Sure, there were exceptions — actors like Columbo’s Peter Falk and Rockford Files’ James Garner, who made lucrative livings as cinematic character actors, or like St. Elsewhere’s Denzel Washington and Moonlighting’s Bruce Willis, who were just too big, too charismatic, too clearly Movie Stars for the tiny box to hold. But the ground was littered with actors like Tom Selleck, Don Johnson, Harry Hamlin, and Dana Delaney who tried and failed to cash in small-screen stardom for big-screen dreams — and they were the ones who were polite enough to make those stabs during hiatus, or after their shows went off the air. God forbid a Shelley Long (or, later, David Caruso or Rob Morrow) have the temerity to walk away from her hit show altogether; you could smell the schadenfreude when television actors failed on the big screen, the gleeful coverage of their failures serving as a sharp reminder that TV is JV, and those who think themselves above it must be slapped down to earth.
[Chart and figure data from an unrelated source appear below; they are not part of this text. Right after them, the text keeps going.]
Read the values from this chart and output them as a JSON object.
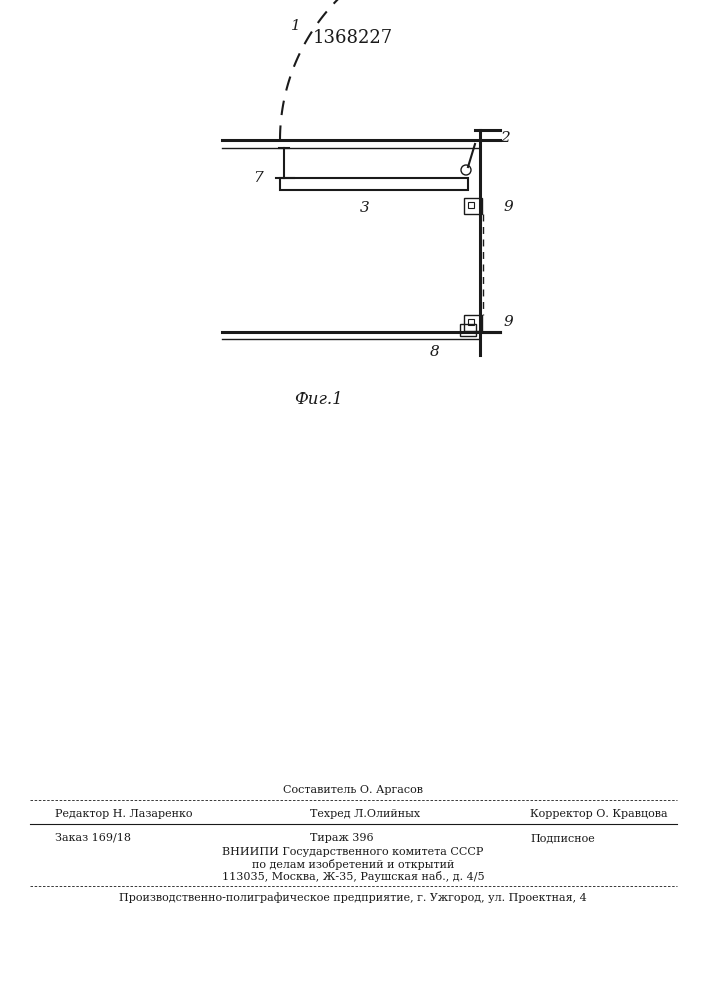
{
  "title": "1368227",
  "fig_label": "Фиг.1",
  "bg_color": "#ffffff",
  "line_color": "#1a1a1a",
  "footer": {
    "sestavitel": "Составитель О. Аргасов",
    "redaktor": "Редактор Н. Лазаренко",
    "tehred": "Техред Л.Олийных",
    "korrektor": "Корректор О. Кравцова",
    "zakaz": "Заказ 169/18",
    "tirazh": "Тираж 396",
    "podpisnoe": "Подписное",
    "vnipi1": "ВНИИПИ Государственного комитета СССР",
    "vnipi2": "по делам изобретений и открытий",
    "address": "113035, Москва, Ж-35, Раушская наб., д. 4/5",
    "enterprise": "Производственно-полиграфическое предприятие, г. Ужгород, ул. Проектная, 4"
  }
}
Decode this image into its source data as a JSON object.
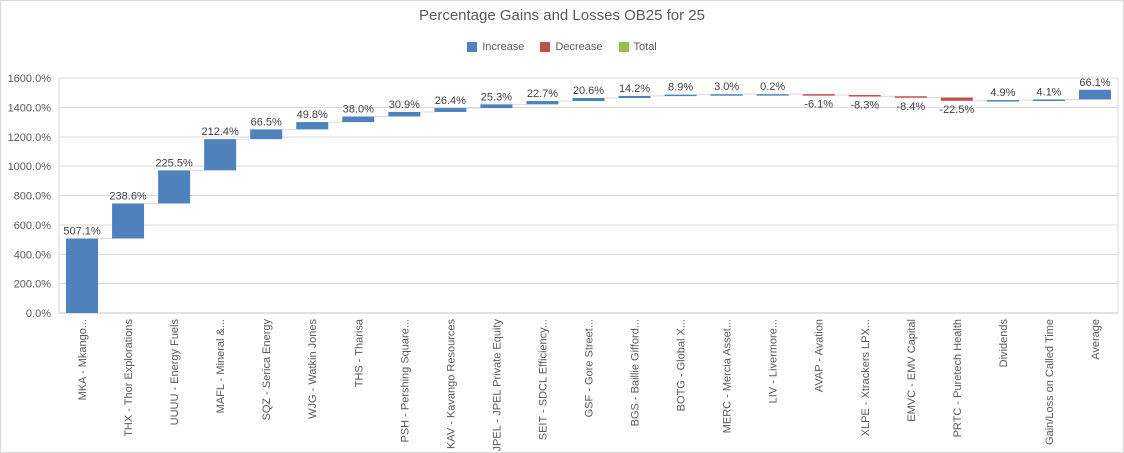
{
  "chart_data": {
    "type": "bar",
    "subtype": "waterfall",
    "title": "Percentage Gains and Losses OB25 for 25",
    "legend": [
      {
        "label": "Increase",
        "color": "#4F81BD"
      },
      {
        "label": "Decrease",
        "color": "#C0504D"
      },
      {
        "label": "Total",
        "color": "#9BBB59"
      }
    ],
    "categories": [
      "MKA - Mkango...",
      "THX - Thor Explorations",
      "UUUU - Energy Fuels",
      "MAFL - Mineral &...",
      "SQZ - Serica Energy",
      "WJG - Watkin Jones",
      "THS - Tharisa",
      "PSH - Pershing Square...",
      "KAV - Kavango Resources",
      "JPEL - JPEL Private Equity",
      "SEIT - SDCL Efficiency...",
      "GSF - Gore Street...",
      "BGS - Baillie Gifford...",
      "BOTG - Global X...",
      "MERC - Mercia Asset...",
      "LIV - Livermore...",
      "AVAP - Avation",
      "XLPE - Xtrackers LPX...",
      "EMVC - EMV Capital",
      "PRTC - Puretech Health",
      "Dividends",
      "Gain/Loss on Called Time",
      "Average"
    ],
    "values": [
      507.1,
      238.6,
      225.5,
      212.4,
      66.5,
      49.8,
      38.0,
      30.9,
      26.4,
      25.3,
      22.7,
      20.6,
      14.2,
      8.9,
      3.0,
      0.2,
      -6.1,
      -8.3,
      -8.4,
      -22.5,
      4.9,
      4.1,
      66.1
    ],
    "labels": [
      "507.1%",
      "238.6%",
      "225.5%",
      "212.4%",
      "66.5%",
      "49.8%",
      "38.0%",
      "30.9%",
      "26.4%",
      "25.3%",
      "22.7%",
      "20.6%",
      "14.2%",
      "8.9%",
      "3.0%",
      "0.2%",
      "-6.1%",
      "-8.3%",
      "-8.4%",
      "-22.5%",
      "4.9%",
      "4.1%",
      "66.1%"
    ],
    "ylim": [
      0,
      1600
    ],
    "y_tick_step": 200,
    "y_ticks": [
      "0.0%",
      "200.0%",
      "400.0%",
      "600.0%",
      "800.0%",
      "1000.0%",
      "1200.0%",
      "1400.0%",
      "1600.0%"
    ],
    "grid": true,
    "legend_position": "top",
    "colors": {
      "increase": "#4F81BD",
      "decrease": "#C0504D",
      "total": "#9BBB59",
      "gridline": "#D9D9D9",
      "axis_line": "#C6C6C6",
      "axis_text": "#595959",
      "label_text": "#404040"
    }
  }
}
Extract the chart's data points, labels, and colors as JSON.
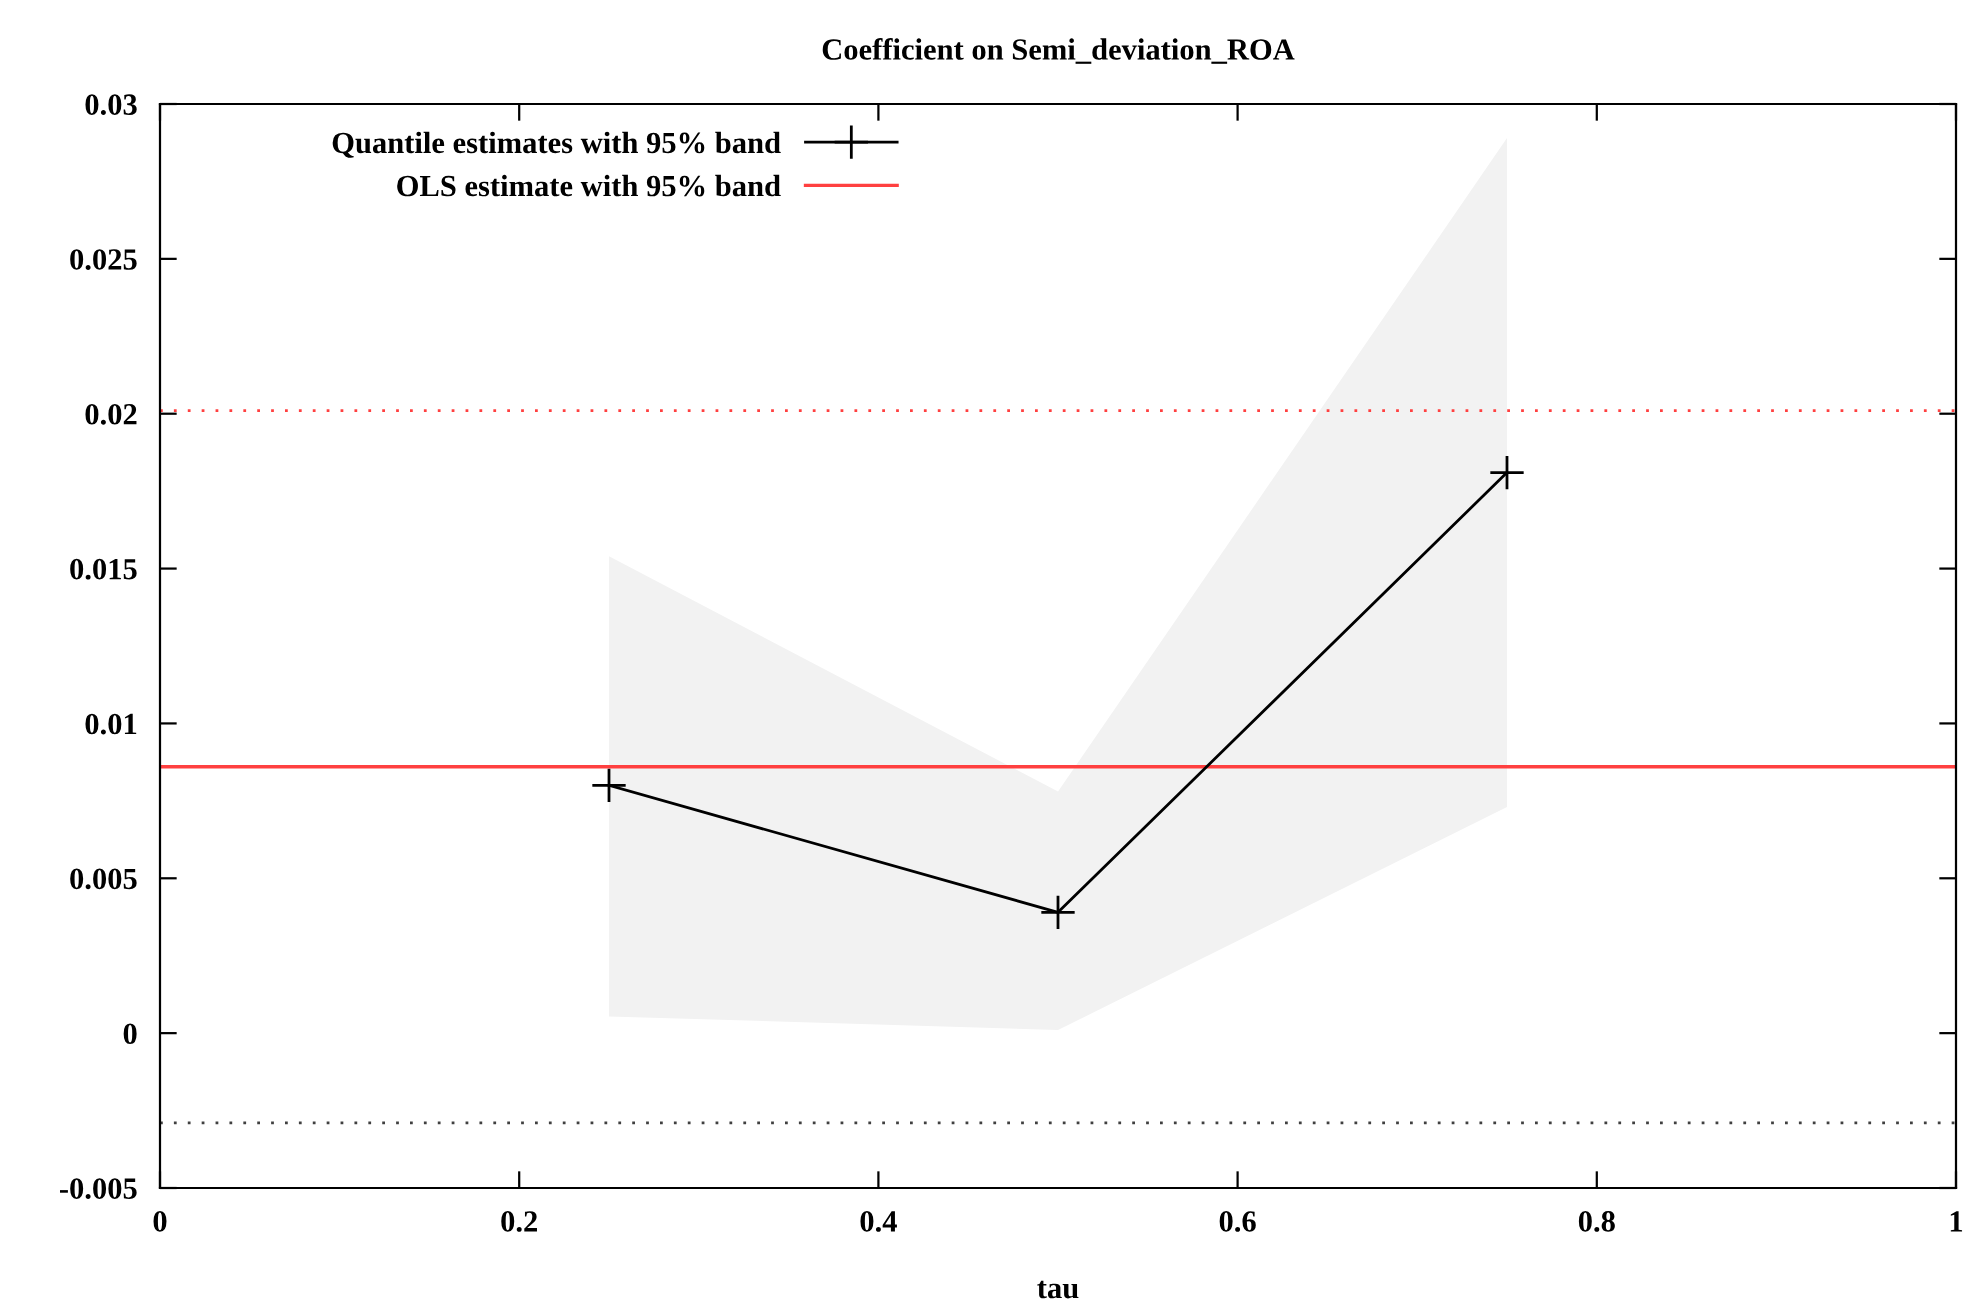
{
  "chart_data": {
    "type": "line",
    "title": "Coefficient on Semi_deviation_ROA",
    "xlabel": "tau",
    "series": [
      {
        "name": "Quantile estimates with 95% band",
        "color": "#000000",
        "x": [
          0.25,
          0.5,
          0.75
        ],
        "values": [
          0.008,
          0.0039,
          0.0181
        ],
        "lower": [
          0.00054,
          0.0001,
          0.0073
        ],
        "upper": [
          0.0154,
          0.0078,
          0.0289
        ]
      }
    ],
    "ref_lines": [
      {
        "axis": "y",
        "value": 0.0086,
        "label": "OLS estimate with 95% band",
        "color": "#ff4040",
        "line_style": "solid"
      },
      {
        "axis": "y",
        "value": 0.0201,
        "color": "#ff4040",
        "line_style": "dotted"
      },
      {
        "axis": "y",
        "value": -0.0029,
        "color": "#404040",
        "line_style": "dotted"
      }
    ],
    "xlim": [
      0,
      1
    ],
    "xticks": [
      0,
      0.2,
      0.4,
      0.6,
      0.8,
      1
    ],
    "ylim": [
      -0.005,
      0.03
    ],
    "yticks": [
      -0.005,
      0,
      0.005,
      0.01,
      0.015,
      0.02,
      0.025,
      0.03
    ],
    "marker": "cross",
    "grid": false,
    "legend": "top left"
  }
}
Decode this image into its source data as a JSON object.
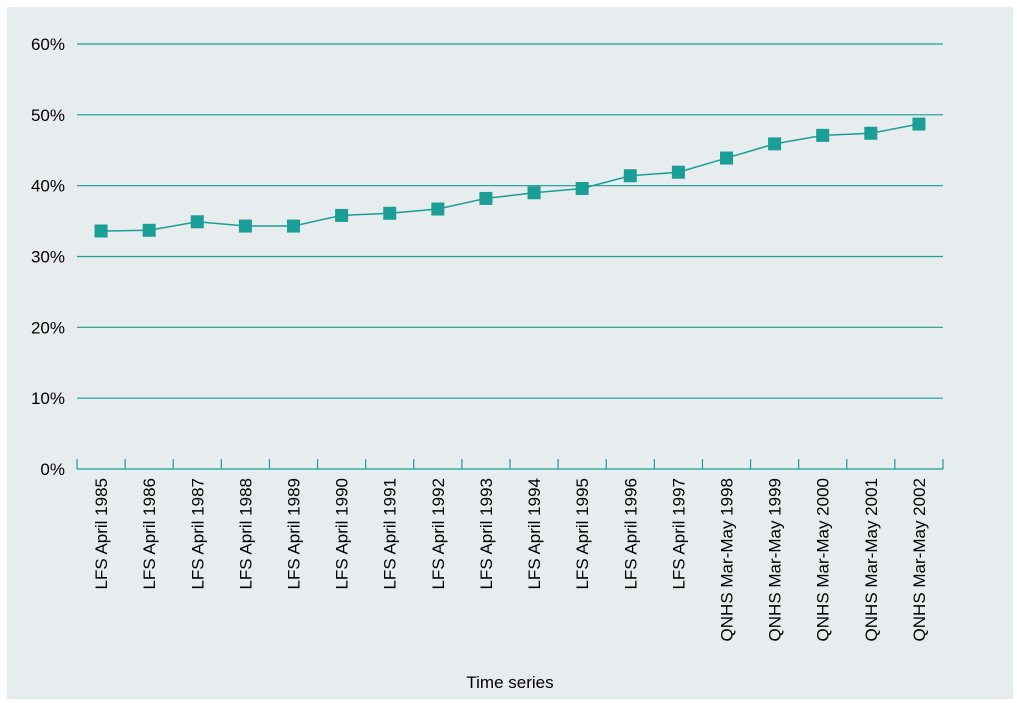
{
  "chart_data": {
    "type": "line",
    "title": "",
    "xlabel": "Time series",
    "ylabel": "",
    "ylim": [
      0,
      60
    ],
    "yticks": [
      0,
      10,
      20,
      30,
      40,
      50,
      60
    ],
    "ytick_labels": [
      "0%",
      "10%",
      "20%",
      "30%",
      "40%",
      "50%",
      "60%"
    ],
    "grid": true,
    "legend": "none",
    "colors": {
      "series": "#1a9e95",
      "grid": "#1a9e95",
      "axis": "#1a9e95",
      "background": "#e7ecee"
    },
    "categories": [
      "LFS April 1985",
      "LFS April 1986",
      "LFS April 1987",
      "LFS April 1988",
      "LFS April 1989",
      "LFS April 1990",
      "LFS April 1991",
      "LFS April 1992",
      "LFS April 1993",
      "LFS April 1994",
      "LFS April 1995",
      "LFS April 1996",
      "LFS April 1997",
      "QNHS Mar-May 1998",
      "QNHS Mar-May 1999",
      "QNHS Mar-May 2000",
      "QNHS Mar-May 2001",
      "QNHS Mar-May 2002"
    ],
    "series": [
      {
        "marker": "square",
        "values": [
          33.6,
          33.7,
          34.9,
          34.3,
          34.3,
          35.8,
          36.1,
          36.7,
          38.2,
          39.0,
          39.6,
          41.4,
          41.9,
          43.9,
          45.9,
          47.1,
          47.4,
          48.7
        ]
      }
    ]
  }
}
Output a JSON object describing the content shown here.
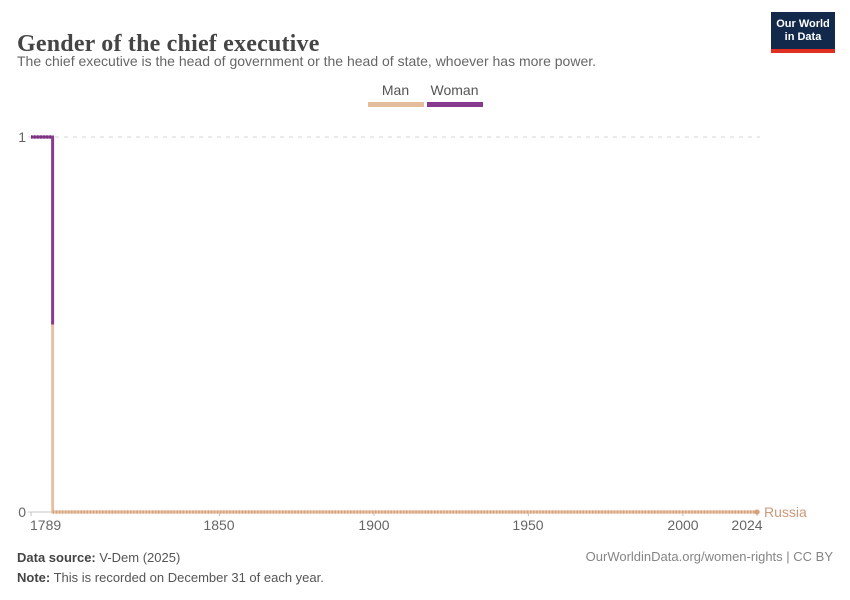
{
  "header": {
    "title": "Gender of the chief executive",
    "subtitle": "The chief executive is the head of government or the head of state, whoever has more power."
  },
  "logo": {
    "line1": "Our World",
    "line2": "in Data",
    "bg_color": "#12294b",
    "bar_color": "#e02e21"
  },
  "legend": {
    "items": [
      {
        "label": "Man",
        "color": "#e3bc9c"
      },
      {
        "label": "Woman",
        "color": "#873a8d"
      }
    ]
  },
  "chart_data": {
    "type": "line",
    "title": "Gender of the chief executive",
    "entity": "Russia",
    "entity_color": "#cd9878",
    "x_range": [
      1789,
      2024
    ],
    "y_range": [
      0,
      1
    ],
    "x_ticks": [
      1789,
      1850,
      1900,
      1950,
      2000,
      2024
    ],
    "y_ticks": [
      0,
      1
    ],
    "grid": "dashed line at y=1, solid axis at y=0",
    "legend_position": "top-center",
    "series": [
      {
        "name": "Woman",
        "color": "#883a8d",
        "marker_color": "#742f7b",
        "points": [
          [
            1789,
            1
          ],
          [
            1796,
            1
          ],
          [
            1796,
            0.5
          ]
        ]
      },
      {
        "name": "Man",
        "color": "#e7c2a2",
        "marker_color": "#d6a27c",
        "end_marker": true,
        "points": [
          [
            1796,
            0.5
          ],
          [
            1796,
            0
          ],
          [
            2024,
            0
          ]
        ]
      }
    ],
    "annotation": "Woman is chief executive 1789-1796, Man 1796-2024 for Russia"
  },
  "footer": {
    "source_label": "Data source:",
    "source_text": " V-Dem (2025)",
    "note_label": "Note:",
    "note_text": " This is recorded on December 31 of each year.",
    "citation": "OurWorldinData.org/women-rights | CC BY"
  }
}
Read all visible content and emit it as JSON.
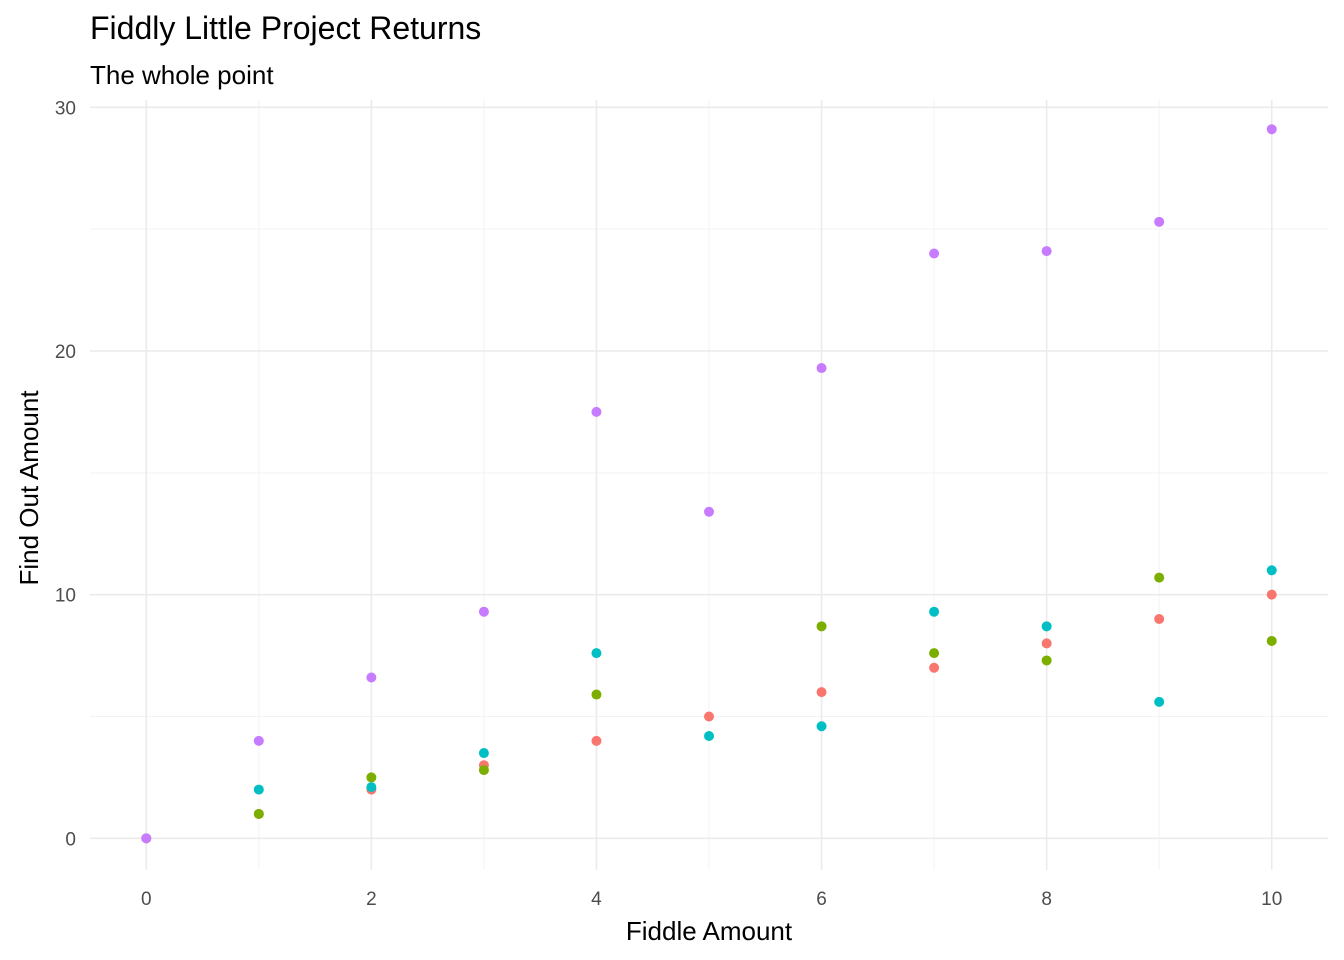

But then, somewhere down the line, this delineation shifted. It’d be easiest to trace it to George Clooney, but who’re we kidding — he’s of the Washington/Willis ilk, and the rest of that cast (even talents like LaSalle, Edwards, and Marguiles) stuck to TV. Yet right around the turn of the century, members of deep-benched ensemble shows like The West Wing, The Sopranos, and Arrested Development started showing up with increasing regularity on film. Now, using TV as a farm league for the majors of the movies is the norm — not just on indie flicks like About Alex (which also features Parenthood’s Jason Ritter, Suburgatory’s Jane Levy, and Mindy Project semi-regular Max Minghella), but also on such blockbusters as Godzilla (starring Bryan Cranston), Captain America: The Winter Soldier (co-starring Sebastian Stan and Cobie Smulders), and the year’s highest-grossing movie, Guardians of the Galaxy, fronted by Parks and Rec supporting player Chris Pratt (who also leads the TV-heavy voice cast of the year’s third biggest grosser, The LEGO Movie).
But most tellingly, it’s become a two-way migration. It used to be perceived as a giant failure for a film star to end up “slumming it” on TV (anybody else remember the gleeful cackles that accompanied not just David Caruso’s CSI: Miami gig, but also Michael Hayes, the failed one-season show before it?). Now, nobody bats an eye when Clive Owen does The Knick, or Anna Faris stars on Mom, or Maggie Gyllenhaal leads The Honourable Woman, or Billy Bob Thornton turns up on Fargo — and following Matthew McConaughey and Woody Harrelson to True Detective has proven a more desirable gig than any movie we’ve heard about recently.
The logic, for these actors, is clear: whatever Oscars and accolades are accumulated by Dallas Buyers Club or Mud, McConaughey’s never gonna get a role as juicy as Rust Cohle on film, and he (and everyone else) knows it. Take a look at the movies Owen, Farris, Gyllenhaal, and Thornton had put out just before their TV turns. As the specifications for what mainstream movies are willing to do (and can do well) narrow, it’s become clear that for actors interested in crafting characters and exploring ambiguities (rather than running in front of green screens), the medium of choice has shifted — and for filmmakers seeking to fill out their casts, all the old rules are off.